Comment Request: Transcatheter Valve Therapy (TVT) Registry; Part D Coordination of Benefits Data; more
On September 18, CMS published a Comment Request in the Federal Register regarding the following information collections:
- Transcatheter Valve Therapy (TVT) Registry
- Mandatory Insurer Reporting Requirements of Section 111 of the Medicare, Medicaid, and SCHIP Act of 2007
- Part D Coordination of Benefits Data
- State Collection and Reporting of Dental Provider and Benefit Package Information on the Insure Kids Now! Website and Hotline
Comments on the information collections are due by November 17.
FY 2021 Inpatient Prospective Payment System (IPPS) and Long Term Care Hospital (LTCH) PPS Changes
On September 18, CMS published Medicare Claims Processing Transmittal 10360 regarding implementation of the FY 2021 IPPS and LTCH PPS updates. This includes DRG changes, NTAP changes, updates to the PSF for wage index changes, and more.
Effective date: October 1, 2020
Implementation date: October 5, 2020
Completion of Removal/Moving of Instructions from Chapter 15 of Pub. 100-08 to Chapter 10 of Pub. 100-08
On September 18, CMS published Medicare Program Integrity Transmittal 10355 regarding the removal of manual instructions in Chapter 15and movement of the instructions to Chapter 10.
Effective date: November 19, 2020
Implementation date: November 19, 2020
Update to the Medicare Claims Processing Manual
On September 18, CMS published Medicare Claims Processing Transmittal 10356 regarding updates to the list of nonfacility POS codes in Chapter 12, Section 20.4.2 to reflect previous updates found in Chapter 26, Section 10.5 which include the non-residential opioid treatment facility (POS code 58) setting.
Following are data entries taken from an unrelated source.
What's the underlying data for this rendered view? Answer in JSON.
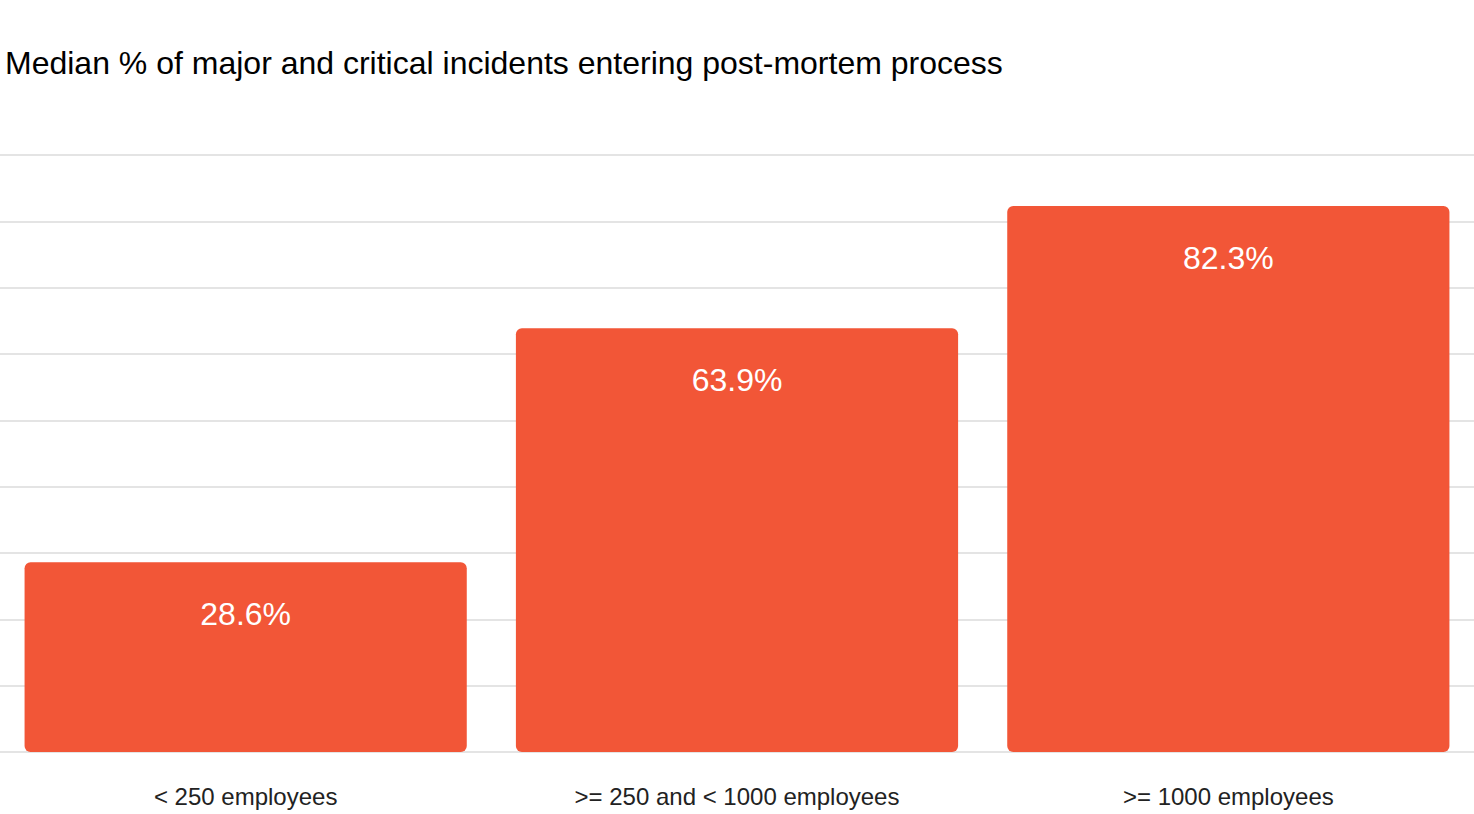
{
  "chart_data": {
    "type": "bar",
    "title": "Median % of major and critical incidents entering post-mortem process",
    "categories": [
      "< 250 employees",
      ">= 250 and < 1000 employees",
      ">= 1000 employees"
    ],
    "values": [
      28.6,
      63.9,
      82.3
    ],
    "value_labels": [
      "28.6%",
      "63.9%",
      "82.3%"
    ],
    "color": "#f25637",
    "ylim": [
      0,
      90
    ],
    "yticks": [
      0,
      10,
      20,
      30,
      40,
      50,
      60,
      70,
      80,
      90
    ],
    "grid": true,
    "data_labels": true,
    "tick_labels": "x"
  }
}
The transmittal also updates the MPFSDB file layout in Chapter 23 to show the procedure code series that are not included on the MPFSDB.
CMS published MLN Matters 11958 on the same date to accompany the transmittal.
Effective date: October 19, 2020
Implementation date: October 19, 2020
Update to the Internet Only Manual (IOM) Pub. 100-04, Chapter 9, Sections 70.7 and 70.8
On September 18, CMS published Medicare Claims Processing Transmittal 10357 regarding updates to add sections on Virtual Communication Services and General Care Management Services – Chronic Care and Psychiatric Collaborative Care Model (CoCM) Services to the manual.